Aldo Antonietti (Concertgebouw, kleine zaal) [Tartini, Mozart, Corelli en Pugnani-Kreisler]
Men heeft eenmaal gezegd, dat hij tot de allergrootsten behoorde. Toen was hij misschien nog klassieker en verhevener dan nu. Misschien nog meer antiéke Thanatos met die lichte teleurstelling om de zingende lippen. En misschien behoort Antonietti wel tot de allergrootsten. Hij is nog even geïsoleerd als de legendaire koningen en koninginnen, die zich ééns per jaar vertoonden aan de wereld. Hij komt niet uit zijn ivoren toren. Zijn terracotta-plaat droomt en mediteert. Waarover? Niet over het enkele concert, dat hij 's winters geeft. Niet over de Amsterdamsche muziek, welke hem natuurlijk weinig interesseert. Dus over onbekendheden, en wie weet, welke sublieme onbekendheden? Ik weet het niet, en erken, dat ik niets begrijp van deze psyche, die ik nog niet gevonden heb, en dat dit graf van geheimzinnigheid voor mij een raadsel is.

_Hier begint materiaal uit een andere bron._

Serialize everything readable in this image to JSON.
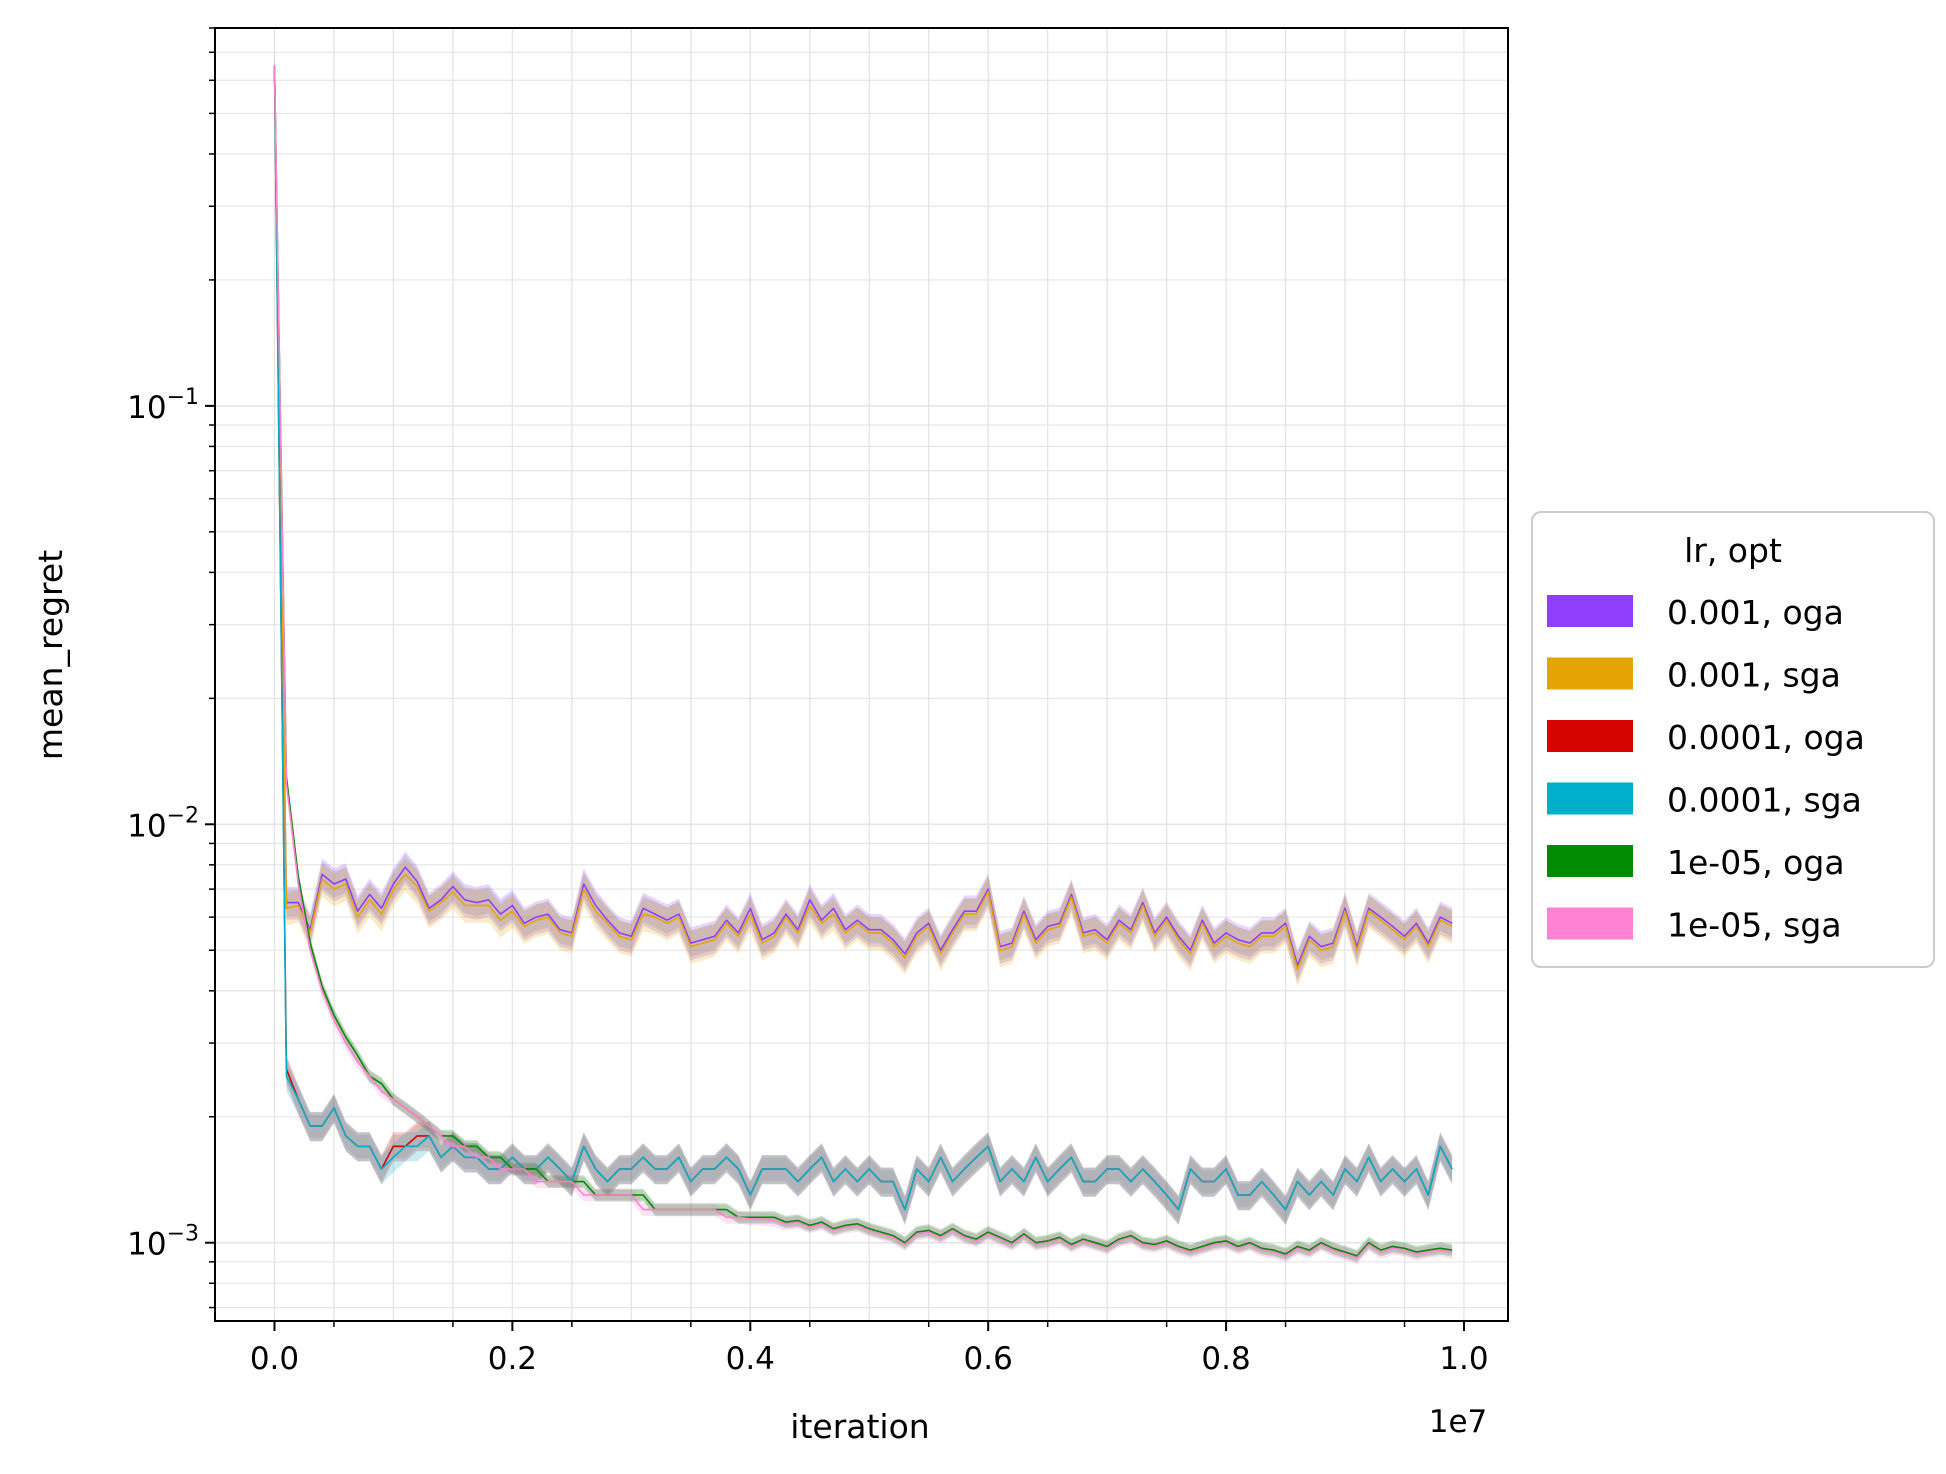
{
  "chart_data": {
    "type": "line",
    "xlabel": "iteration",
    "ylabel": "mean_regret",
    "x_offset_label": "1e7",
    "x_ticks": [
      0.0,
      0.2,
      0.4,
      0.6,
      0.8,
      1.0
    ],
    "x_tick_labels": [
      "0.0",
      "0.2",
      "0.4",
      "0.6",
      "0.8",
      "1.0"
    ],
    "y_scale": "log",
    "y_ticks": [
      0.001,
      0.01,
      0.1
    ],
    "y_tick_labels": [
      {
        "base": "10",
        "exp": "−3"
      },
      {
        "base": "10",
        "exp": "−2"
      },
      {
        "base": "10",
        "exp": "−1"
      }
    ],
    "xlim": [
      -0.05,
      1.037
    ],
    "ylim": [
      0.00065,
      0.8
    ],
    "grid": true,
    "legend_title": "lr, opt",
    "legend_position": "outside-right",
    "x_values_unit": "x 1e7",
    "series": [
      {
        "name": "0.001, oga",
        "color": "#8f3ffb",
        "x_step": 0.01,
        "values": [
          0.65,
          0.0065,
          0.0065,
          0.0056,
          0.0076,
          0.0072,
          0.0074,
          0.0062,
          0.0068,
          0.0063,
          0.0072,
          0.0079,
          0.0073,
          0.0063,
          0.0066,
          0.0071,
          0.0066,
          0.0065,
          0.0066,
          0.0061,
          0.0064,
          0.0058,
          0.006,
          0.0061,
          0.0056,
          0.0055,
          0.0072,
          0.0064,
          0.0059,
          0.0055,
          0.0054,
          0.0063,
          0.0061,
          0.0059,
          0.0061,
          0.0052,
          0.0053,
          0.0054,
          0.0059,
          0.0055,
          0.0063,
          0.0053,
          0.0055,
          0.0061,
          0.0056,
          0.0066,
          0.0059,
          0.0063,
          0.0056,
          0.0059,
          0.0056,
          0.0056,
          0.0053,
          0.0049,
          0.0055,
          0.0058,
          0.005,
          0.0056,
          0.0062,
          0.0062,
          0.007,
          0.0051,
          0.0052,
          0.0062,
          0.0053,
          0.0057,
          0.0058,
          0.0068,
          0.0055,
          0.0056,
          0.0053,
          0.0059,
          0.0056,
          0.0065,
          0.0055,
          0.006,
          0.0054,
          0.005,
          0.0059,
          0.0052,
          0.0055,
          0.0053,
          0.0052,
          0.0055,
          0.0055,
          0.0058,
          0.0046,
          0.0054,
          0.0051,
          0.0052,
          0.0063,
          0.0051,
          0.0063,
          0.006,
          0.0057,
          0.0054,
          0.0058,
          0.0052,
          0.006,
          0.0058
        ]
      },
      {
        "name": "0.001, sga",
        "color": "#e5a506",
        "x_step": 0.01,
        "values": [
          0.65,
          0.0063,
          0.0064,
          0.0055,
          0.0074,
          0.007,
          0.0072,
          0.006,
          0.0066,
          0.0061,
          0.007,
          0.0076,
          0.0071,
          0.0062,
          0.0065,
          0.0069,
          0.0064,
          0.0064,
          0.0064,
          0.0059,
          0.0062,
          0.0057,
          0.0059,
          0.006,
          0.0055,
          0.0054,
          0.007,
          0.0062,
          0.0058,
          0.0054,
          0.0053,
          0.0061,
          0.006,
          0.0058,
          0.006,
          0.0051,
          0.0052,
          0.0053,
          0.0058,
          0.0054,
          0.0061,
          0.0052,
          0.0054,
          0.006,
          0.0055,
          0.0064,
          0.0058,
          0.0061,
          0.0055,
          0.0058,
          0.0055,
          0.0055,
          0.0052,
          0.0048,
          0.0054,
          0.0057,
          0.0049,
          0.0055,
          0.0061,
          0.0061,
          0.0069,
          0.005,
          0.0051,
          0.0061,
          0.0052,
          0.0056,
          0.0057,
          0.0067,
          0.0054,
          0.0055,
          0.0052,
          0.0058,
          0.0055,
          0.0064,
          0.0054,
          0.0059,
          0.0053,
          0.0049,
          0.0058,
          0.0051,
          0.0054,
          0.0052,
          0.0051,
          0.0054,
          0.0054,
          0.0057,
          0.0045,
          0.0053,
          0.005,
          0.0051,
          0.0062,
          0.005,
          0.0062,
          0.0059,
          0.0056,
          0.0053,
          0.0057,
          0.0051,
          0.0059,
          0.0057
        ]
      },
      {
        "name": "0.0001, oga",
        "color": "#d60303",
        "x_step": 0.01,
        "values": [
          0.65,
          0.0026,
          0.0022,
          0.0019,
          0.0019,
          0.0021,
          0.0018,
          0.0017,
          0.0017,
          0.0015,
          0.0017,
          0.0017,
          0.0018,
          0.0018,
          0.0016,
          0.0017,
          0.0016,
          0.0016,
          0.0015,
          0.0015,
          0.0016,
          0.0015,
          0.0015,
          0.0016,
          0.0015,
          0.0014,
          0.0017,
          0.0015,
          0.0014,
          0.0015,
          0.0015,
          0.0016,
          0.0015,
          0.0015,
          0.0016,
          0.0014,
          0.0015,
          0.0015,
          0.0016,
          0.0015,
          0.0013,
          0.0015,
          0.0015,
          0.0015,
          0.0014,
          0.0015,
          0.0016,
          0.0014,
          0.0015,
          0.0014,
          0.0015,
          0.0014,
          0.0014,
          0.0012,
          0.0015,
          0.0014,
          0.0016,
          0.0014,
          0.0015,
          0.0016,
          0.0017,
          0.0014,
          0.0015,
          0.0014,
          0.0016,
          0.0014,
          0.0015,
          0.0016,
          0.0014,
          0.0014,
          0.0015,
          0.0015,
          0.0014,
          0.0015,
          0.0014,
          0.0013,
          0.0012,
          0.0015,
          0.0014,
          0.0014,
          0.0015,
          0.0013,
          0.0013,
          0.0014,
          0.0013,
          0.0012,
          0.0014,
          0.0013,
          0.0014,
          0.0013,
          0.0015,
          0.0014,
          0.0016,
          0.0014,
          0.0015,
          0.0014,
          0.0015,
          0.0013,
          0.0017,
          0.0015
        ]
      },
      {
        "name": "0.0001, sga",
        "color": "#00afc9",
        "x_step": 0.01,
        "values": [
          0.65,
          0.0025,
          0.0022,
          0.0019,
          0.0019,
          0.0021,
          0.0018,
          0.0017,
          0.0017,
          0.0015,
          0.0016,
          0.0017,
          0.0017,
          0.0018,
          0.0016,
          0.0017,
          0.0016,
          0.0016,
          0.0015,
          0.0015,
          0.0016,
          0.0015,
          0.0015,
          0.0016,
          0.0015,
          0.0014,
          0.0017,
          0.0015,
          0.0014,
          0.0015,
          0.0015,
          0.0016,
          0.0015,
          0.0015,
          0.0016,
          0.0014,
          0.0015,
          0.0015,
          0.0016,
          0.0015,
          0.0013,
          0.0015,
          0.0015,
          0.0015,
          0.0014,
          0.0015,
          0.0016,
          0.0014,
          0.0015,
          0.0014,
          0.0015,
          0.0014,
          0.0014,
          0.0012,
          0.0015,
          0.0014,
          0.0016,
          0.0014,
          0.0015,
          0.0016,
          0.0017,
          0.0014,
          0.0015,
          0.0014,
          0.0016,
          0.0014,
          0.0015,
          0.0016,
          0.0014,
          0.0014,
          0.0015,
          0.0015,
          0.0014,
          0.0015,
          0.0014,
          0.0013,
          0.0012,
          0.0015,
          0.0014,
          0.0014,
          0.0015,
          0.0013,
          0.0013,
          0.0014,
          0.0013,
          0.0012,
          0.0014,
          0.0013,
          0.0014,
          0.0013,
          0.0015,
          0.0014,
          0.0016,
          0.0014,
          0.0015,
          0.0014,
          0.0015,
          0.0013,
          0.0017,
          0.0015
        ]
      },
      {
        "name": "1e-05, oga",
        "color": "#008b00",
        "x_step": 0.01,
        "values": [
          0.65,
          0.013,
          0.0075,
          0.0052,
          0.0041,
          0.0035,
          0.0031,
          0.0028,
          0.0025,
          0.0024,
          0.0022,
          0.0021,
          0.002,
          0.0019,
          0.0018,
          0.0018,
          0.0017,
          0.0017,
          0.0016,
          0.0016,
          0.0015,
          0.0015,
          0.0015,
          0.0014,
          0.0014,
          0.0014,
          0.0014,
          0.0013,
          0.0013,
          0.0013,
          0.0013,
          0.0013,
          0.0012,
          0.0012,
          0.0012,
          0.0012,
          0.0012,
          0.0012,
          0.0012,
          0.00115,
          0.00115,
          0.00115,
          0.00115,
          0.00112,
          0.00113,
          0.0011,
          0.00112,
          0.00108,
          0.0011,
          0.00111,
          0.00108,
          0.00106,
          0.00104,
          0.001,
          0.00106,
          0.00107,
          0.00104,
          0.00108,
          0.00104,
          0.00102,
          0.00106,
          0.00103,
          0.001,
          0.00105,
          0.001,
          0.00101,
          0.00103,
          0.00099,
          0.00102,
          0.001,
          0.00098,
          0.00102,
          0.00104,
          0.001,
          0.00099,
          0.00101,
          0.00098,
          0.00096,
          0.00098,
          0.001,
          0.00101,
          0.00098,
          0.001,
          0.00097,
          0.00096,
          0.00094,
          0.00098,
          0.00096,
          0.001,
          0.00097,
          0.00095,
          0.00093,
          0.001,
          0.00096,
          0.00098,
          0.00097,
          0.00095,
          0.00096,
          0.00097,
          0.00096
        ]
      },
      {
        "name": "1e-05, sga",
        "color": "#ff81d1",
        "x_step": 0.01,
        "values": [
          0.65,
          0.0125,
          0.0072,
          0.005,
          0.004,
          0.0034,
          0.003,
          0.0027,
          0.0025,
          0.0023,
          0.0022,
          0.0021,
          0.002,
          0.0019,
          0.0018,
          0.0017,
          0.0017,
          0.0016,
          0.0016,
          0.0015,
          0.0015,
          0.0015,
          0.0014,
          0.0014,
          0.0014,
          0.0014,
          0.0013,
          0.0013,
          0.0013,
          0.0013,
          0.0013,
          0.0012,
          0.0012,
          0.0012,
          0.0012,
          0.0012,
          0.0012,
          0.0012,
          0.00115,
          0.00115,
          0.00114,
          0.00114,
          0.00113,
          0.00111,
          0.00112,
          0.00109,
          0.00111,
          0.00107,
          0.00109,
          0.0011,
          0.00107,
          0.00105,
          0.00103,
          0.00099,
          0.00105,
          0.00106,
          0.00103,
          0.00107,
          0.00103,
          0.00101,
          0.00105,
          0.00102,
          0.00099,
          0.00104,
          0.00099,
          0.001,
          0.00102,
          0.00098,
          0.00101,
          0.00099,
          0.00097,
          0.00101,
          0.00103,
          0.00099,
          0.00098,
          0.001,
          0.00097,
          0.00095,
          0.00097,
          0.00099,
          0.001,
          0.00097,
          0.00099,
          0.00096,
          0.00095,
          0.00093,
          0.00097,
          0.00095,
          0.00099,
          0.00096,
          0.00094,
          0.00092,
          0.00099,
          0.00095,
          0.00097,
          0.00096,
          0.00094,
          0.00095,
          0.00096,
          0.00095
        ]
      }
    ]
  }
}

Dan maar alleen het vioolspel. Antonietti had last van zijn snaren. Ik hoorde reeds menig violist schelden op de hedendaagsche Duitsche snaren, welke eindeloos rekken of breken en waarom zou 't niet waar zijn? In 't Concertgebouw knapten er nooit zooveel als dit najaar. En zelfs een onbewogen man als Antonietti krijgt aarzelingen van een detoneerend instrument. Zoo'n kleine beving in den laatsten streek van Tartini's Grave is men niet gewoon van een Antonietti. Er waren nog andere, zulke nerveuse nietigheden en ik memoreer 't even om te bewijzen aan welk een volmaakt spel hij ons wende. Verdwaalde tonen, die niet aanspreken te midden der overige kristal-geluiden, – bij welken anderen virtuoos zouden ze opvallen?
Mozart's Rondo, de cadens uit Corelli's Folia en het Preludio et Allegro van Pugnani-Kreisler troffen me het meest. Antonietti heeft eene neiging om de achttiende eeuwsche muziek in eene hooge contemplatieve stilte te zetten en de neiging om veel mit dem Hauch te spelen, de snaar maar èven te streelen met een paar haren van den stok, maakt ze nog strakker, bleeker en stiller. Dan staat hij te midden van het mysterie en verlangt veel van ons geduld. Doch de melodie is zoo rechtlijnig en het tempo zoo statig-langzaam, dat het ten laatste alle sanguinisme overwint en hypnotiseert met kalmte. Ik geloof, dat Antonietti een aanbidder is van het Getal. Dat hij de stokverdeeling uitmeet tot millimeters is zeker.
Aan de viool deze ondoorgrondelijke, aan den vleugel Jetty Mossel, een beetje hard en soms onaccuraat, maar jong en schalksch, waarmee zij talrijke bloemen verwierf. Als Antonietti met Jetty Mossel blijft spelen, moet hij een clavecimbel nemen als begeleidingsinstrument. Dat zou alle hardheid opheffen, geheel aanpassen bij de kleur van zijn toon en wellicht bij de kleur van zijn temperament.